MEEK: Re-thinking Heterogeneous Parallel Error Detection Architecture for Real-World OoO Superscalar Processors
Zhe Jiang, Minli Liao, Sam Ainsworth, Dean You, Timothy Jones
TL;DR
This paper tackles fault-tolerance in real-world OoO superscalar processors by proposing MEEK, a CPU/OS codesigned heterogeneous error-detection architecture implemented end-to-end in RTL on an open-source SoC. The solution partitions data extraction from the big core, a dedicated forwarding fabric, and verification via checker threads running on little cores, coordinated through a lightweight ISA and OS scheduler.
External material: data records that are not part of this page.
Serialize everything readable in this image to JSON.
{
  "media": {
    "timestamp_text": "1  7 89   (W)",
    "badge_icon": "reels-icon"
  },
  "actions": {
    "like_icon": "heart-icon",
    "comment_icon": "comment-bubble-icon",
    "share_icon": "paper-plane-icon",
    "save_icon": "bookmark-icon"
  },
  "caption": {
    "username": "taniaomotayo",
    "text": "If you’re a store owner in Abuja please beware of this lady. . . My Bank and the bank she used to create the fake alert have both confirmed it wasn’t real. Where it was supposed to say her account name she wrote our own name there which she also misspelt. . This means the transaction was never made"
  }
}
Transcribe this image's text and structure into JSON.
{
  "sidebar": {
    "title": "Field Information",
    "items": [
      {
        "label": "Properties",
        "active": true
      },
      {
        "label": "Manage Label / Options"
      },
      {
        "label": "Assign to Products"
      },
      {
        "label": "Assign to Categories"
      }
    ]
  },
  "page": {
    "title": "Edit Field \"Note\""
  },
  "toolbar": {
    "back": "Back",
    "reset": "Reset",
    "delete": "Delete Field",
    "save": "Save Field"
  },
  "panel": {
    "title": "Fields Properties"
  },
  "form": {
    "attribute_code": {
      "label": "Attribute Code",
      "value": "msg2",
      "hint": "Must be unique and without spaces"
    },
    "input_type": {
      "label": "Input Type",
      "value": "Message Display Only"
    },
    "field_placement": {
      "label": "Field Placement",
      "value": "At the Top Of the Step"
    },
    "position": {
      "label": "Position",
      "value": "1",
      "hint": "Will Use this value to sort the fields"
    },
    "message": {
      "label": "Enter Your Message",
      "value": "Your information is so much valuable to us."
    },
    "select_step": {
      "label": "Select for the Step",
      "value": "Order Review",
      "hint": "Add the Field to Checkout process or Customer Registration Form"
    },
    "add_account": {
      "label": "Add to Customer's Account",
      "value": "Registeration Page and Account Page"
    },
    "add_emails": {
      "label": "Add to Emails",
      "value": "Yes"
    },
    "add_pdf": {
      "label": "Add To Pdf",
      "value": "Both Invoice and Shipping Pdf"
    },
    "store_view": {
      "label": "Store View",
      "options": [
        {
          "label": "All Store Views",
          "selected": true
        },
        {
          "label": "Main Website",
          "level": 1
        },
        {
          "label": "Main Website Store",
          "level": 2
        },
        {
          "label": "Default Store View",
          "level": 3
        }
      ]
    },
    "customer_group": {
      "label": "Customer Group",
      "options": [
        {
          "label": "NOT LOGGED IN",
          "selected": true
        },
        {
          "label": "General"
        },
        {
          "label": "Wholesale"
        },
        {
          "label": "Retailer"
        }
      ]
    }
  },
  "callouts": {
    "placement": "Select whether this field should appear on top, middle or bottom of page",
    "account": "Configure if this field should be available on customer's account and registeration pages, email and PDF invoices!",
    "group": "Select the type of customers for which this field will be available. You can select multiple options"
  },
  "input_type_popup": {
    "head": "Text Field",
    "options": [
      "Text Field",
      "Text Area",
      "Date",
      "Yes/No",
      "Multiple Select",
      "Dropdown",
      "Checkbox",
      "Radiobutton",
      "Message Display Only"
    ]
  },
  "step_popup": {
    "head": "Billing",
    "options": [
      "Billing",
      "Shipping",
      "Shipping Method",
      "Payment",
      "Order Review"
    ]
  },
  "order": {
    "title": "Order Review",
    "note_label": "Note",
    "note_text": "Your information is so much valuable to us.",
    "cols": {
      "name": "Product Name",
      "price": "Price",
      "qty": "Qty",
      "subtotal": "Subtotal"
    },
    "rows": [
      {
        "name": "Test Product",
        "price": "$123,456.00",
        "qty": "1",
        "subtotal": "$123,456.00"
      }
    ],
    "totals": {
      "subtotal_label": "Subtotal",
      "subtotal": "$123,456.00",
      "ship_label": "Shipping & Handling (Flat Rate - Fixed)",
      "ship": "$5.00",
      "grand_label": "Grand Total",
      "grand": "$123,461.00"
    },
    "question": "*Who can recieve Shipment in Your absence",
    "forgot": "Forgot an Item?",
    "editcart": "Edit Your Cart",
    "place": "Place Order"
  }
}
Key contributions include the first full RTL demonstration of heterogeneous parallel error detection, a non-intrusive data extraction path (DEU), a high-throughput Forwarding Fabric (F^2), and a checker-thread programming model that preserves normal execution while enabling microsecond-scale error detection with modest hardware overhead (~25–26% on a four-core setup). The evaluation shows strong performance/overhead trade-offs, microsecond detection latency, and scalability across additional little cores, offering practical guidance for deploying heterogeneous fault-tolerance in production designs.
Abstract
Heterogeneous parallel error detection is an approach to achieving fault-tolerant processors, leveraging multiple power-efficient cores to re-execute software originally run on a high-performance core. Yet, its complex components, gathering data cross-chip from many parts of the core, raise questions of how to build it into commodity cores without heavy design invasion and extensive re-engineering. We build the first full-RTL design, MEEK, into an open-source SoC, from microarchitecture and ISA to the OS and programming model. We identify and solve bottlenecks and bugs overlooked in previous work, and demonstrate that MEEK offers microsecond-level detection capacity with affordable overheads. By trading off architectural functionalities across codesigned hardware-software layers, MEEK features only light changes to a mature out-of-order superscalar core, simple coordinating software layers, and a few lines of operating-system code. The Repo. of MEEK's source code: https://github.com/SEU-ACAL/reproduce-MEEK-DAC-25.